The Moscow Times: Russia on Monday confirmed 29,558 Covid-19 infections and 1,121 deaths.
The Moscow Times: Russia’s top social media platform, VKontakte, has appointed the son of an influential Kremlin insider as its new chief executive, the company announced Monday. Vladimir Kiriyenko —whose father Sergei Kiriyenko is first deputy chief of staff in the Presidential Administration — will become the CEO of VK Group, which controls VKontakte and a number of other internet businesses, “effective immediately.”
RFE/RL: Russian President Vladimir Putin has described the fall of the Soviet Union in 1991 as the demise of “historical Russia,” a comment that could fuel speculation about his foreign policy intentions amid a buildup of tens of thousands of Russian troops in regions bordering Ukraine. “It was the disintegration of historical Russia under the name of the Soviet Union,” Putin said of the 1991 breakup of the Soviet Union while speaking in a documentary film called Russia. Recent History that aired on state television on December 12.

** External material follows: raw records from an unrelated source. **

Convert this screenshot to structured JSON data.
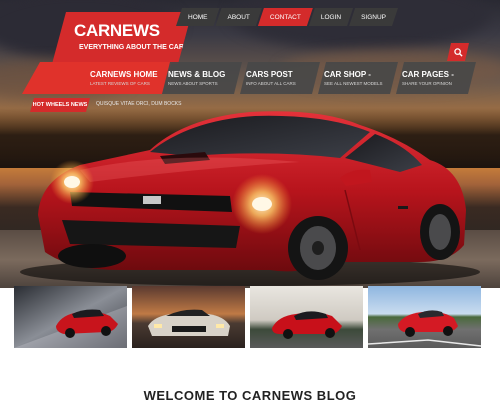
{
  "logo": {
    "name": "CARNEWS",
    "tagline": "EVERYTHING ABOUT THE CARS"
  },
  "top_nav": [
    {
      "label": "HOME",
      "active": false
    },
    {
      "label": "ABOUT",
      "active": false
    },
    {
      "label": "CONTACT",
      "active": true
    },
    {
      "label": "LOGIN",
      "active": false
    },
    {
      "label": "SIGNUP",
      "active": false
    }
  ],
  "main_nav": [
    {
      "title": "CARNEWS HOME",
      "subtitle": "LATEST REVIEWS OF CARS",
      "active": true
    },
    {
      "title": "NEWS & BLOG",
      "subtitle": "NEWS ABOUT SPORTS",
      "active": false
    },
    {
      "title": "CARS POST",
      "subtitle": "INFO ABOUT ALL CARS",
      "active": false
    },
    {
      "title": "CAR SHOP -",
      "subtitle": "SEE ALL NEWEST MODELS",
      "active": false
    },
    {
      "title": "CAR PAGES -",
      "subtitle": "SHARE YOUR OPINION",
      "active": false
    }
  ],
  "ticker": {
    "label": "HOT WHEELS NEWS",
    "text": "QUISQUE VITAE ORCI, DUM BOCKS"
  },
  "search": {
    "icon": "search-icon"
  },
  "thumbnails": [
    {
      "name": "thumb-red-sedan"
    },
    {
      "name": "thumb-muscle-car"
    },
    {
      "name": "thumb-red-coupe"
    },
    {
      "name": "thumb-red-roadster"
    }
  ],
  "welcome": {
    "title": "WELCOME TO CARNEWS BLOG"
  },
  "colors": {
    "accent": "#d42b2b",
    "nav_dark": "#3a3a3a"
  }
}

Human Rights in Ukraine: 51-year-old Dmytro Shtyblikov should have been released on 10 November 2021, after five years in Russian captivity. Instead, Russia’s FSB came up with new charges, as surreal and implausible as the original ‘Crimean saboteur’ accusation used to imprison him, fellow military analyst Oleksiy Bessarabov and Volodymyr Dudka, a retired naval captain. This time, the Ukrainian is accused by the Russian regime that invaded Ukrainian Crimea under Russian law of ‘state treason’. Having made all kinds of grandiose claims back in November 2016, while showing only a Ukrainian flag, a fake business card and sports airguns, this time almost nothing is known about the charges. Nor will it be, since the ‘trial’, of Shtyblikov and Oleksandr Obloha, now beginning at the Southern District Military Court in Rostov, will be behind closed doors.
Meduza: Video blogger Yuri Khovansky has been locked up since June, awaiting trial on charges of “justifying terrorism.” For months, he’s claimed in letters released to the public through his lawyers that the police are trying to frame him for performing a banned song about the deadly 2002 Nord-Ost siege. The case against him, Khovansky says, relies on false testimony from a handful of witnesses who claim he played the song in 2018. He says he performed the piece (which he now renounces) only once, in November 2012, which should exonerate him under the statute of limitations. Journalists at the news outlet RBC obtained copies of the case evidence against Khovansky and found that significant portions of the prosecution’s witness testimony repeat identical phrases and even whole paragraphs of text. Two of the three witnesses also appear to be former police officers.